1. Dramatic Question
    Will Eleuthera defeat King Theseus in single combat and thereby win freedom and honor for the Amazons, or will Theseus prevail and safeguard Athens and its fledgling democracy?
  2. Theseus’ Object of Desire
    To protect Athens’s sovereignty and his own reputation by defeating Eleuthera and ending the Amazon–Scythian siege on his own terms.
  3. Eleuthera’s Object of Desire
    To avenge the Amazons’ stolen honor, rescue Queen Antiope’s legacy, and compel Athens to recognize Amazon freedom by conquering Theseus in a fair duel.
  4. Which Character Gets What They Want?
    Eleuthera wins the physical duel—she breaks Theseus’s shield, wounds him, and forces him to the ground. However, Theseus’s Companions violate the rules of single combat by rescuing him; thus neither side achieves its ultimate strategic desire. Eleuthera secures personal victory but not decisive peace; Theseus saves his life but forfeits the honor he sought.
  5. Crisis
    The crisis occurs when Eleuthera is poised to deliver the killing blow and Theseus’s shield is shattered.
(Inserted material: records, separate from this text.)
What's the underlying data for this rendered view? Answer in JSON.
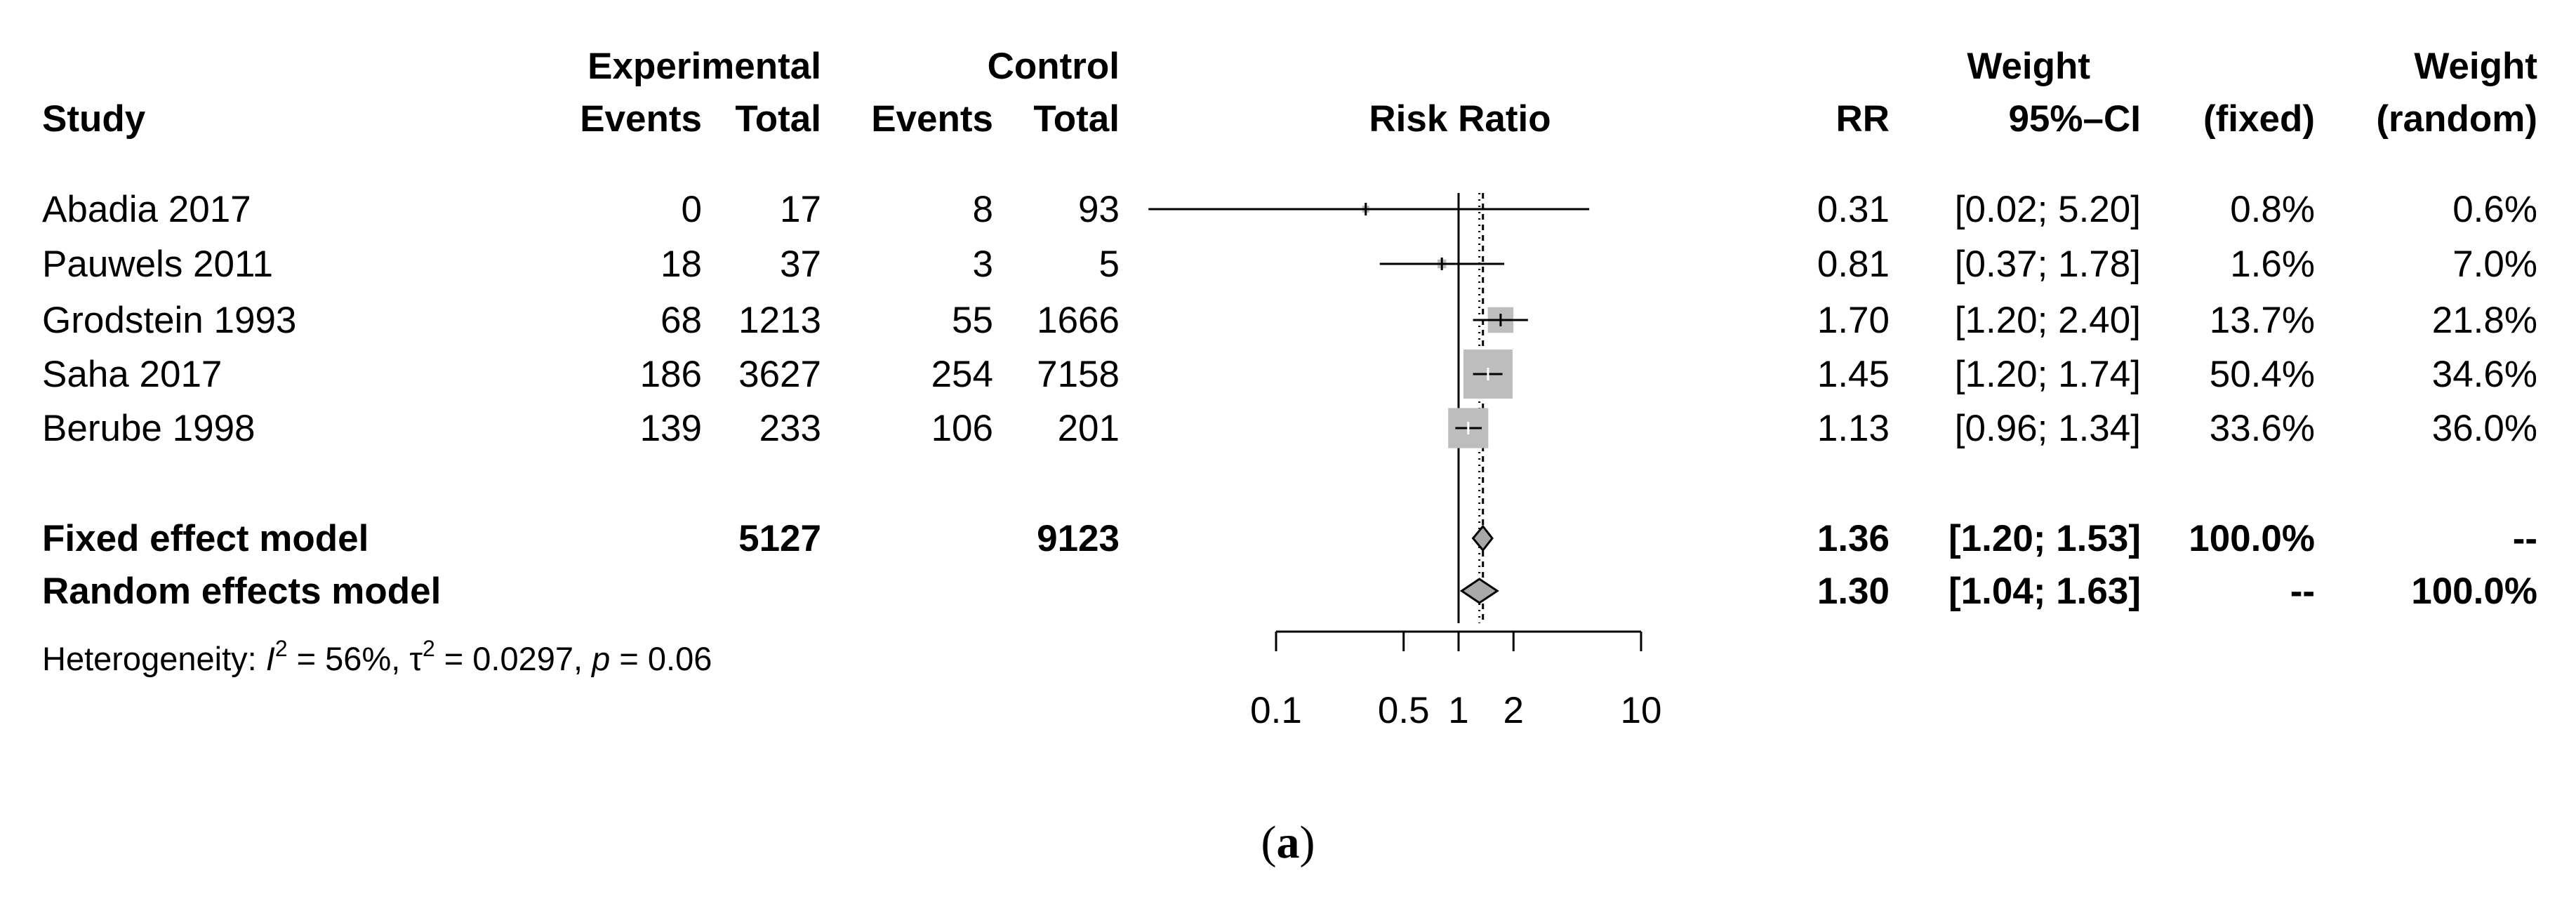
{
  "chart_data": {
    "type": "forest",
    "title": "Risk Ratio",
    "scale": "log",
    "x_ticks": [
      0.1,
      0.5,
      1,
      2,
      10
    ],
    "x_tick_labels": [
      "0.1",
      "0.5",
      "1",
      "2",
      "10"
    ],
    "reference_line": 1,
    "summary_line": 1.36,
    "headers": {
      "study": "Study",
      "experimental": "Experimental",
      "control": "Control",
      "events": "Events",
      "total": "Total",
      "rr": "RR",
      "ci": "95%–CI",
      "weight": "Weight",
      "fixed": "(fixed)",
      "random": "(random)"
    },
    "studies": [
      {
        "name": "Abadia 2017",
        "exp_events": "0",
        "exp_total": "17",
        "ctl_events": "8",
        "ctl_total": "93",
        "rr": 0.31,
        "lower": 0.02,
        "upper": 5.2,
        "rr_text": "0.31",
        "ci_text": "[0.02; 5.20]",
        "w_fixed_text": "0.8%",
        "w_random_text": "0.6%",
        "w_fixed": 0.8,
        "w_random": 0.6
      },
      {
        "name": "Pauwels 2011",
        "exp_events": "18",
        "exp_total": "37",
        "ctl_events": "3",
        "ctl_total": "5",
        "rr": 0.81,
        "lower": 0.37,
        "upper": 1.78,
        "rr_text": "0.81",
        "ci_text": "[0.37; 1.78]",
        "w_fixed_text": "1.6%",
        "w_random_text": "7.0%",
        "w_fixed": 1.6,
        "w_random": 7.0
      },
      {
        "name": "Grodstein 1993",
        "exp_events": "68",
        "exp_total": "1213",
        "ctl_events": "55",
        "ctl_total": "1666",
        "rr": 1.7,
        "lower": 1.2,
        "upper": 2.4,
        "rr_text": "1.70",
        "ci_text": "[1.20; 2.40]",
        "w_fixed_text": "13.7%",
        "w_random_text": "21.8%",
        "w_fixed": 13.7,
        "w_random": 21.8
      },
      {
        "name": "Saha 2017",
        "exp_events": "186",
        "exp_total": "3627",
        "ctl_events": "254",
        "ctl_total": "7158",
        "rr": 1.45,
        "lower": 1.2,
        "upper": 1.74,
        "rr_text": "1.45",
        "ci_text": "[1.20; 1.74]",
        "w_fixed_text": "50.4%",
        "w_random_text": "34.6%",
        "w_fixed": 50.4,
        "w_random": 34.6
      },
      {
        "name": "Berube 1998",
        "exp_events": "139",
        "exp_total": "233",
        "ctl_events": "106",
        "ctl_total": "201",
        "rr": 1.13,
        "lower": 0.96,
        "upper": 1.34,
        "rr_text": "1.13",
        "ci_text": "[0.96; 1.34]",
        "w_fixed_text": "33.6%",
        "w_random_text": "36.0%",
        "w_fixed": 33.6,
        "w_random": 36.0
      }
    ],
    "fixed_model": {
      "label": "Fixed effect model",
      "exp_total": "5127",
      "ctl_total": "9123",
      "rr": 1.36,
      "lower": 1.2,
      "upper": 1.53,
      "rr_text": "1.36",
      "ci_text": "[1.20; 1.53]",
      "w_fixed_text": "100.0%",
      "w_random_text": "--"
    },
    "random_model": {
      "label": "Random effects model",
      "rr": 1.3,
      "lower": 1.04,
      "upper": 1.63,
      "rr_text": "1.30",
      "ci_text": "[1.04; 1.63]",
      "w_fixed_text": "--",
      "w_random_text": "100.0%"
    },
    "heterogeneity": {
      "prefix": "Heterogeneity: ",
      "I2": "56%",
      "tau2": "0.0297",
      "p": "0.06"
    }
  },
  "caption": {
    "open": "(",
    "letter": "a",
    "close": ")"
  }
}
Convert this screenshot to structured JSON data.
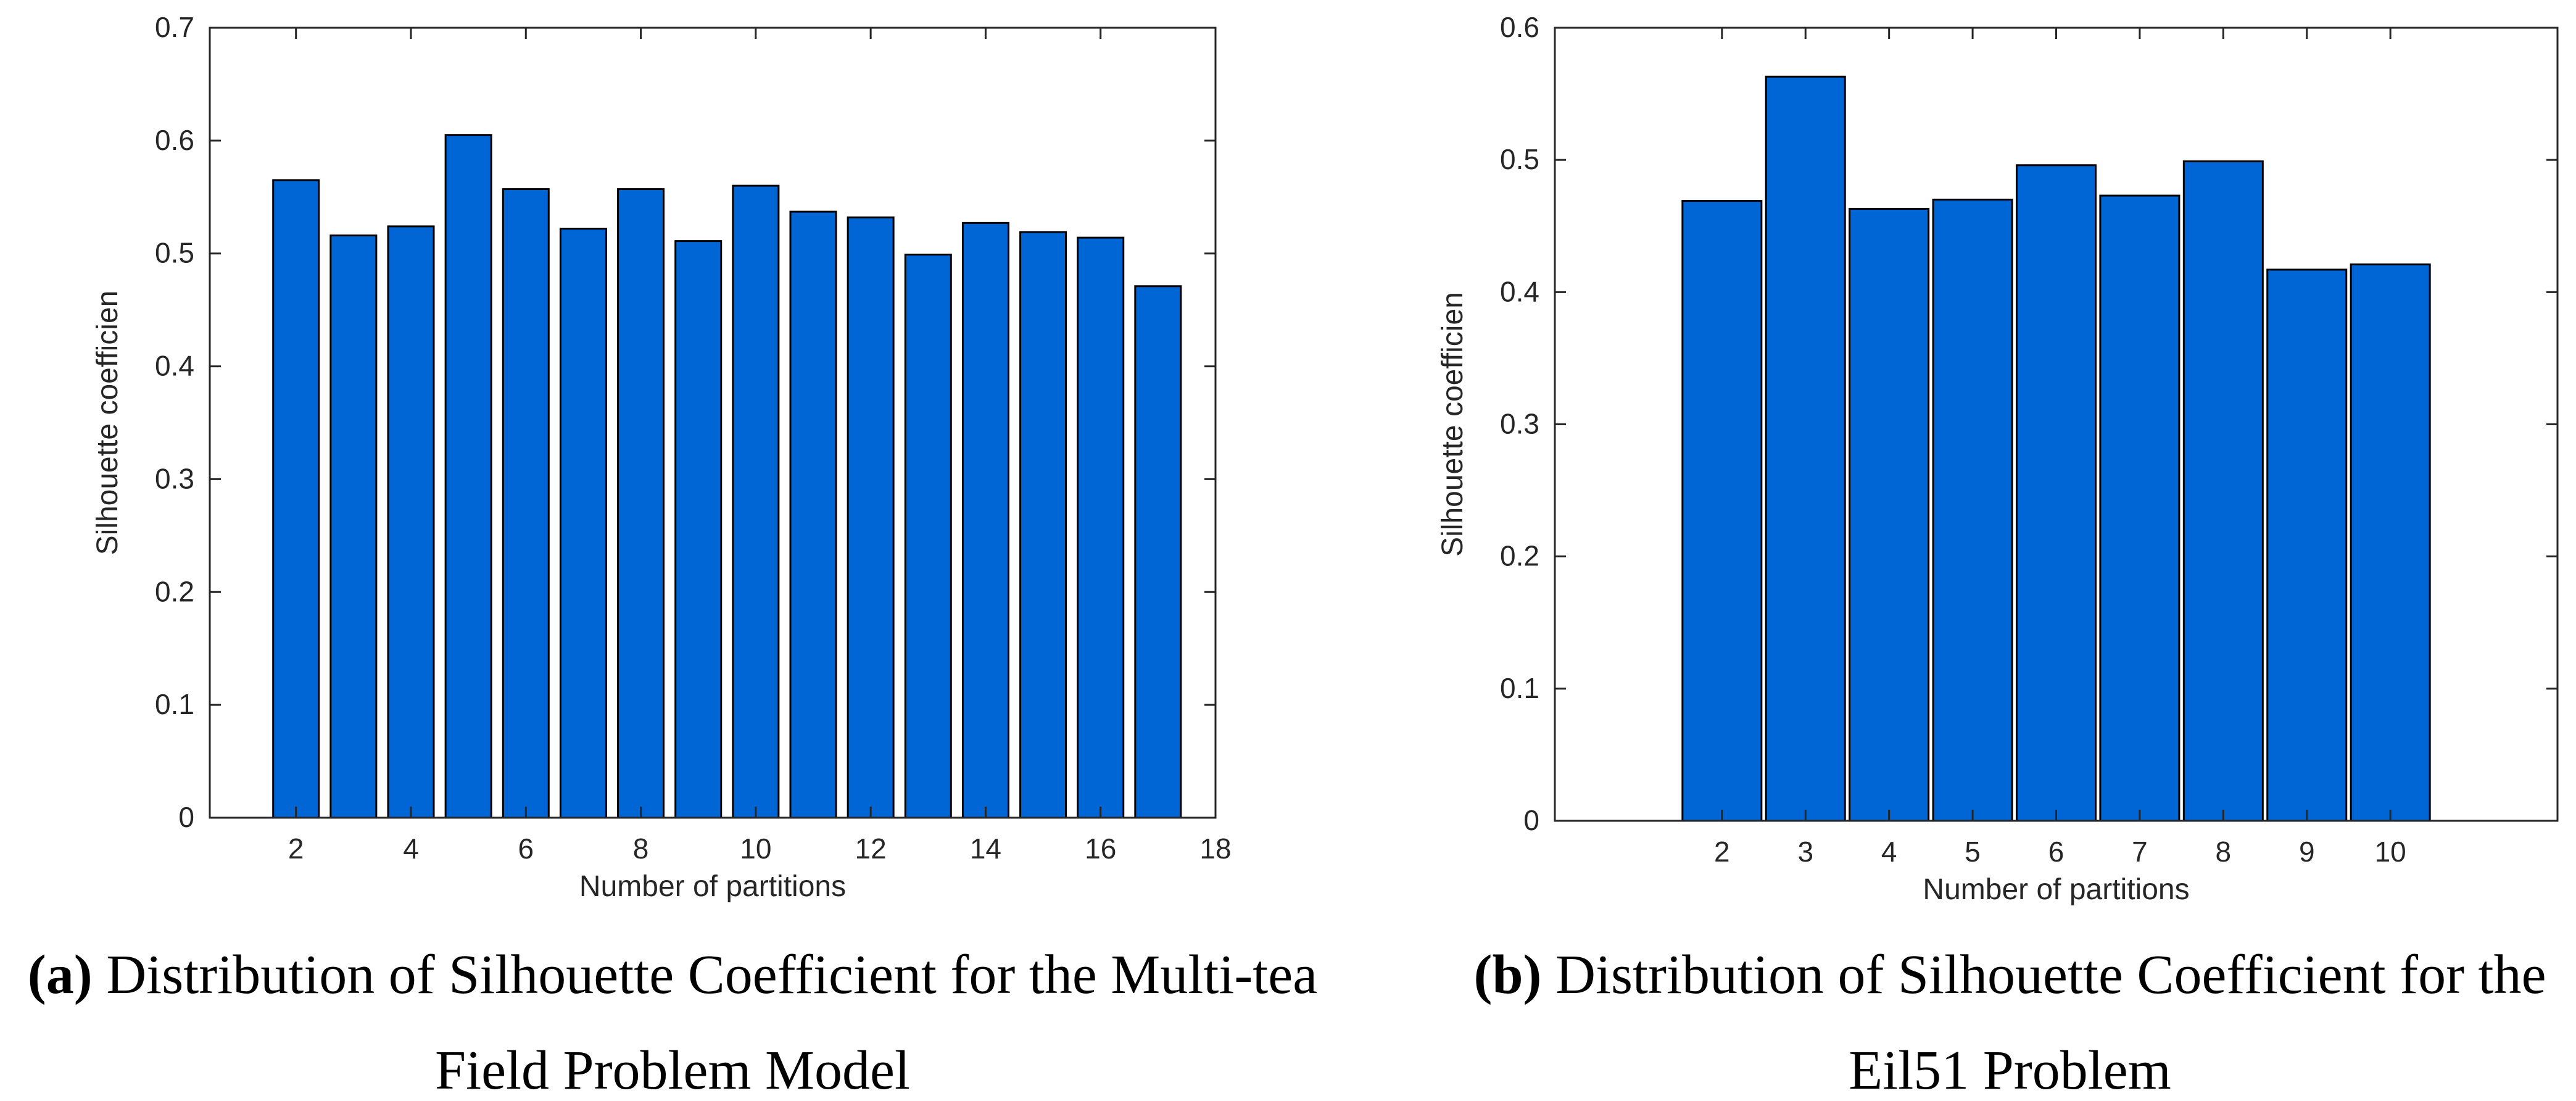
{
  "charts": [
    {
      "id": "a",
      "chart_data": {
        "type": "bar",
        "categories": [
          2,
          3,
          4,
          5,
          6,
          7,
          8,
          9,
          10,
          11,
          12,
          13,
          14,
          15,
          16,
          17
        ],
        "values": [
          0.565,
          0.516,
          0.524,
          0.605,
          0.557,
          0.522,
          0.557,
          0.511,
          0.56,
          0.537,
          0.532,
          0.499,
          0.527,
          0.519,
          0.514,
          0.471
        ],
        "xlabel": "Number of partitions",
        "ylabel": "Silhouette coefficien",
        "xlim": [
          0.5,
          18
        ],
        "ylim": [
          0,
          0.7
        ],
        "xticks": [
          2,
          4,
          6,
          8,
          10,
          12,
          14,
          16,
          18
        ],
        "yticks": [
          0,
          0.1,
          0.2,
          0.3,
          0.4,
          0.5,
          0.6,
          0.7
        ],
        "yticklabels": [
          "0",
          "0.1",
          "0.2",
          "0.3",
          "0.4",
          "0.5",
          "0.6",
          "0.7"
        ],
        "bar_color": "#0066d6",
        "grid": false
      },
      "caption": {
        "label": "(a)",
        "line1": "Distribution of Silhouette Coefficient for the Multi-tea",
        "line2": "Field Problem Model"
      }
    },
    {
      "id": "b",
      "chart_data": {
        "type": "bar",
        "categories": [
          2,
          3,
          4,
          5,
          6,
          7,
          8,
          9,
          10
        ],
        "values": [
          0.469,
          0.563,
          0.463,
          0.47,
          0.496,
          0.473,
          0.499,
          0.417,
          0.421
        ],
        "xlabel": "Number of partitions",
        "ylabel": "Silhouette coefficien",
        "xlim": [
          0,
          12
        ],
        "ylim": [
          0,
          0.6
        ],
        "xticks": [
          2,
          3,
          4,
          5,
          6,
          7,
          8,
          9,
          10
        ],
        "yticks": [
          0,
          0.1,
          0.2,
          0.3,
          0.4,
          0.5,
          0.6
        ],
        "yticklabels": [
          "0",
          "0.1",
          "0.2",
          "0.3",
          "0.4",
          "0.5",
          "0.6"
        ],
        "bar_color": "#0066d6",
        "grid": false
      },
      "caption": {
        "label": "(b)",
        "line1": "Distribution of Silhouette Coefficient for the",
        "line2": "Eil51 Problem"
      }
    }
  ]
}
At that instant the King’s Companions choose to break the covenant of single combat and intervene, determining the fate of both warriors and the war itself.
  6. Resolution
    The intervention nullifies the duel’s outcome and reignites full-scale battle. The Amazons storm the Athenian gates in fury, while the Greeks cling to their wounded king. The story shifts from an honorable, clear-cut contest to a protracted, bitter conflict deprived of the moral clarity the duel was meant to supply.